A few schemes with a large AUM and not so good portfolio characteristics have featured at the bottom of the list of performers.

Can Small-cap Funds continue to do well in 2021?

As far as the potential performance of small-caps is concerned, a lot depends on their Q3FY21 and Q4FY21 earnings. The gradual return to normalcy from the COVID-19 pandemic may benefit small-cap companies.

The ‘helicopter money’ (powered by the easy monetary policy actions by the way of near-zero or sub-zero interest rates and bond-buying programmes in the developed markets) would also ensure enough money flows into India, which continues to be an attractive investment destination on FPIs radar.

However, keep in mind that after a sharp +113% rise since the March 2020 low, valuations now are flying high; they look rather expensive. The trail Price-to-Earnings (PE) multiple of the S&P BSE Small-Cap Index is currently nearly 228x (as of January 13, 2021).

Given the emergence of new challenges with the U.K. mutant strain (referred to as ‘B.1.1.7’, which is highly transmissible); so far 96 cases reported in India (and many more across the globe) plus with persisting geopolitical tensions; the chances of some correction (around 5-10%) followed by intense volatility cannot be ruled out. This will possibly weigh on the small-cap companies. Besides, much hinges on the Union Budget 2021-22 announcements.

How investors should approach Small-cap Funds now?

First, note that Small-cap Funds are placed at the higher end of the risk-return spectrum. They are not for the faint-hearted. Stocks of small-cap companies are highly volatile and have the propensity to go from exciting highs to disturbing lows. Therefore, a Small-cap Fund is a very high-risk-high return investment proposition.

If your risk profile permits, you may invest a certain portion of your equity portfolio in a worthy Small-cap Fund/s only if you have an investment horizon of at least 7-8 years. However in this case to mitigate the volatility, a wiser approach would be to take the SIP (Systematic Investment Plan) route.

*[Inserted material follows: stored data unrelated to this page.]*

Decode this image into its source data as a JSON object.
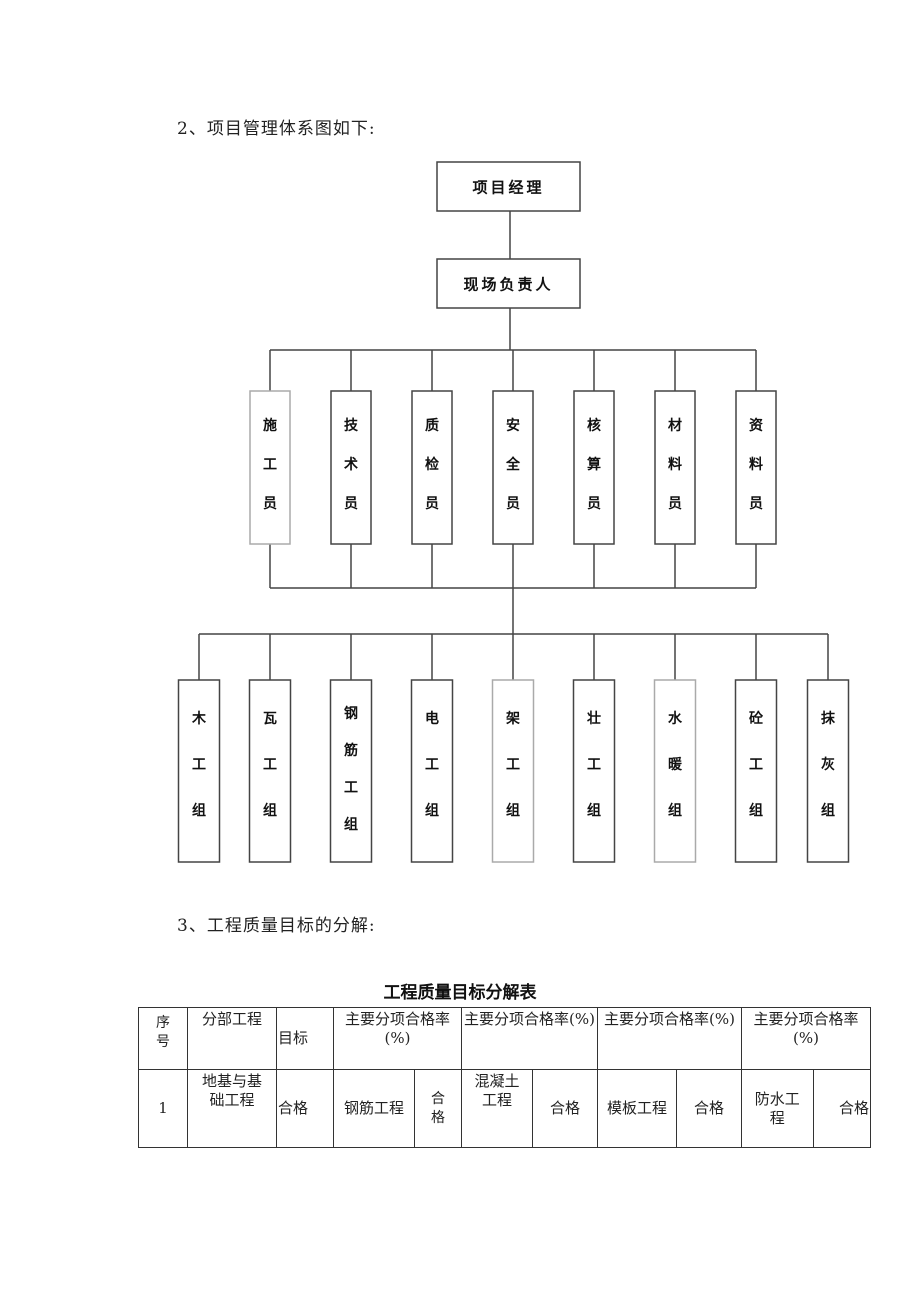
{
  "section2": {
    "heading": "2、项目管理体系图如下:"
  },
  "org_chart": {
    "root": "项目经理",
    "second": "现场负责人",
    "staff": [
      "施工员",
      "技术员",
      "质检员",
      "安全员",
      "核算员",
      "材料员",
      "资料员"
    ],
    "teams": [
      "木工组",
      "瓦工组",
      "钢筋工组",
      "电工组",
      "架工组",
      "壮工组",
      "水暖组",
      "砼工组",
      "抹灰组"
    ]
  },
  "section3": {
    "heading": "3、工程质量目标的分解:"
  },
  "table": {
    "title": "工程质量目标分解表",
    "headers": {
      "seq": "序号",
      "division": "分部工程",
      "target": "目标",
      "rate1": "主要分项合格率(%)",
      "rate2": "主要分项合格率(%)",
      "rate3": "主要分项合格率(%)",
      "rate4": "主要分项合格率(%)"
    },
    "rows": [
      {
        "seq": "1",
        "division": "地基与基础工程",
        "target": "合格",
        "item1": "钢筋工程",
        "result1": "合格",
        "item2": "混凝土工程",
        "result2": "合格",
        "item3": "模板工程",
        "result3": "合格",
        "item4": "防水工程",
        "result4": "合格"
      }
    ]
  }
}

This way, the inherent rupee-cost averaging feature of SIPs will help you manage the risk better while you endeavour to compound your hard-earned money.

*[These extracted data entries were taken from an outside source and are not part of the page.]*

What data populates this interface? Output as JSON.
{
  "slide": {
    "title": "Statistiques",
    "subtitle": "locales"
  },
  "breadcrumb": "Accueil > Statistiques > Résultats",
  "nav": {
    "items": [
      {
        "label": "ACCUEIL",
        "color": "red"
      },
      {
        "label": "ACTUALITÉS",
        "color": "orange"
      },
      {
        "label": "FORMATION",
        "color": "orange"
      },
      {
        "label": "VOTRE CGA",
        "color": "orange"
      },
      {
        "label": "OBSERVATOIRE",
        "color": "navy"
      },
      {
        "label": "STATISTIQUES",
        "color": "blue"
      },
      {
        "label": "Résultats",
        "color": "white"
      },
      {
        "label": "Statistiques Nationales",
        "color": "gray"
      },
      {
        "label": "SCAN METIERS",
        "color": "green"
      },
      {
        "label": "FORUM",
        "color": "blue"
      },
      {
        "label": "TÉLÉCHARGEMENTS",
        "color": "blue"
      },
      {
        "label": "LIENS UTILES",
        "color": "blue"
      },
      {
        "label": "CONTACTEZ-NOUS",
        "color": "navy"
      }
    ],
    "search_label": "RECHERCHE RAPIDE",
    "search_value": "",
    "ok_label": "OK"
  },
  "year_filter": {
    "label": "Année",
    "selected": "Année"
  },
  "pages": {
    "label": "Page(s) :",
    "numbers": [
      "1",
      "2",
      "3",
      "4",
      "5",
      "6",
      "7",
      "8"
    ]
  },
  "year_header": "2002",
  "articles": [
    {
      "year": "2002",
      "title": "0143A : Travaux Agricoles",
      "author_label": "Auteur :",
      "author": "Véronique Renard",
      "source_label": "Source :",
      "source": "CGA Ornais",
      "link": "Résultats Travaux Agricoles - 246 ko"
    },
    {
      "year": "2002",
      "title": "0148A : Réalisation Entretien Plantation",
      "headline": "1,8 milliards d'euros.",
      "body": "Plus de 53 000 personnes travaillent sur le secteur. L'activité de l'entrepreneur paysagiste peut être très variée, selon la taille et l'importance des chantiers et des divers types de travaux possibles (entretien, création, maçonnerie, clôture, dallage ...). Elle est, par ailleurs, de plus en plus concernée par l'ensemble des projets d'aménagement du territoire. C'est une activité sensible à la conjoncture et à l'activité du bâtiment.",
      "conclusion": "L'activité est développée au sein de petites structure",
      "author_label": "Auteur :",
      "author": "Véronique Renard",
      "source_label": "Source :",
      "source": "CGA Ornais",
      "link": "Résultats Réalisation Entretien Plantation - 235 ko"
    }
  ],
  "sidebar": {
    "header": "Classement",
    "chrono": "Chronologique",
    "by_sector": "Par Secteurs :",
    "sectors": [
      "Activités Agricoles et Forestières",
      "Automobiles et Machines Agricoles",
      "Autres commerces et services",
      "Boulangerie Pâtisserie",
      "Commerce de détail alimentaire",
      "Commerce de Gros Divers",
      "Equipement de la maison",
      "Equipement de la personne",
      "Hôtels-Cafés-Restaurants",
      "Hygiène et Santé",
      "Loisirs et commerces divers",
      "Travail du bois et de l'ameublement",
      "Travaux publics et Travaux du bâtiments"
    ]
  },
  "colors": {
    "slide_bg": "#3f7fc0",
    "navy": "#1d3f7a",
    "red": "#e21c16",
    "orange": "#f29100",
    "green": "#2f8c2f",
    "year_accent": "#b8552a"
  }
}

If the Indian equity market corrects from the current highs, which is likely, more units would be allotted against your SIP instalment. When the market begins to ascend again, it would compound your wealth.

If you are looking for a time-tested investment strategy that can help you get the best of both the worlds, i.e., the stability of large-sized companies and high return potential of smaller companies, ideally construct a mutual fund portfolio using the ‘Core & Satellite’ Approach in the current scenario.

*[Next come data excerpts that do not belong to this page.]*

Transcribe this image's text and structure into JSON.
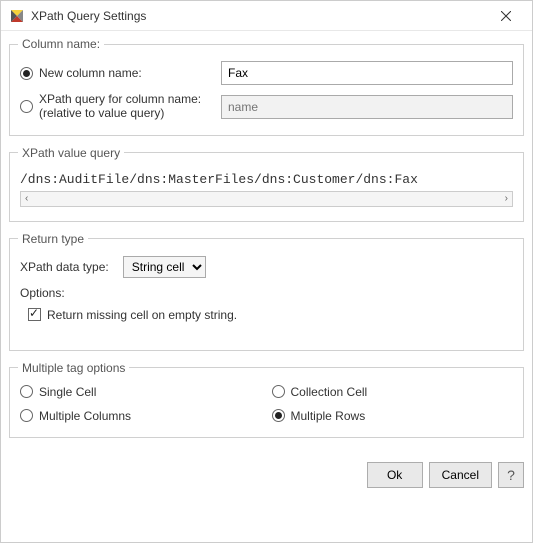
{
  "window": {
    "title": "XPath Query Settings"
  },
  "column_name": {
    "legend": "Column name:",
    "new_label": "New column name:",
    "new_value": "Fax",
    "xpath_label_line1": "XPath query for column name:",
    "xpath_label_line2": "(relative to value query)",
    "xpath_placeholder": "name",
    "selected": "new"
  },
  "value_query": {
    "legend": "XPath value query",
    "text": "/dns:AuditFile/dns:MasterFiles/dns:Customer/dns:Fax"
  },
  "return_type": {
    "legend": "Return type",
    "data_type_label": "XPath data type:",
    "data_type_value": "String cell",
    "options_label": "Options:",
    "opt_missing_label": "Return missing cell on empty string.",
    "opt_missing_checked": true
  },
  "multiple": {
    "legend": "Multiple tag options",
    "single": "Single Cell",
    "collection": "Collection Cell",
    "columns": "Multiple Columns",
    "rows": "Multiple Rows",
    "selected": "rows"
  },
  "buttons": {
    "ok": "Ok",
    "cancel": "Cancel",
    "help": "?"
  }
}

‘Core & Satellite’ is a strategy followed by some of the most successful equity investors in the world. It helps to build a robust all-weather portfolio.

The ‘Core’ holding should comprise around 65%-70% of your equity mutual fund portfolio and consist of Large-cap FundMulti-cap Fund, and a Value Style Fund.

Whereas, the ‘Satellite’ holdings of the portfolio can be around 30%-35% comprising of a Mid-cap Fund, a Large-cap & Mid-cap Fund, Small-cap Fund, and/or an Aggressive Hybrid Fund.

You see, following the ‘Core & Satellite’ Approach to investing bring along six key benefits:

  1. Provides optimal diversification
  2. Reduces the need for constant churning of your entire portfolio
  3. Reduces the risk to your portfolio
  4. Helps you benefit from a variety of investment strategies
  5. Allows you to create wealth, cushioning the downside
  6. Holds the potential to outperform the market

The core and satellite investment strategy may work for you in 2021 and beyond.

That said, it is important to select well-researched mutual fund schemes that offer you stability at the core and the satellite portion helps you accelerate the return.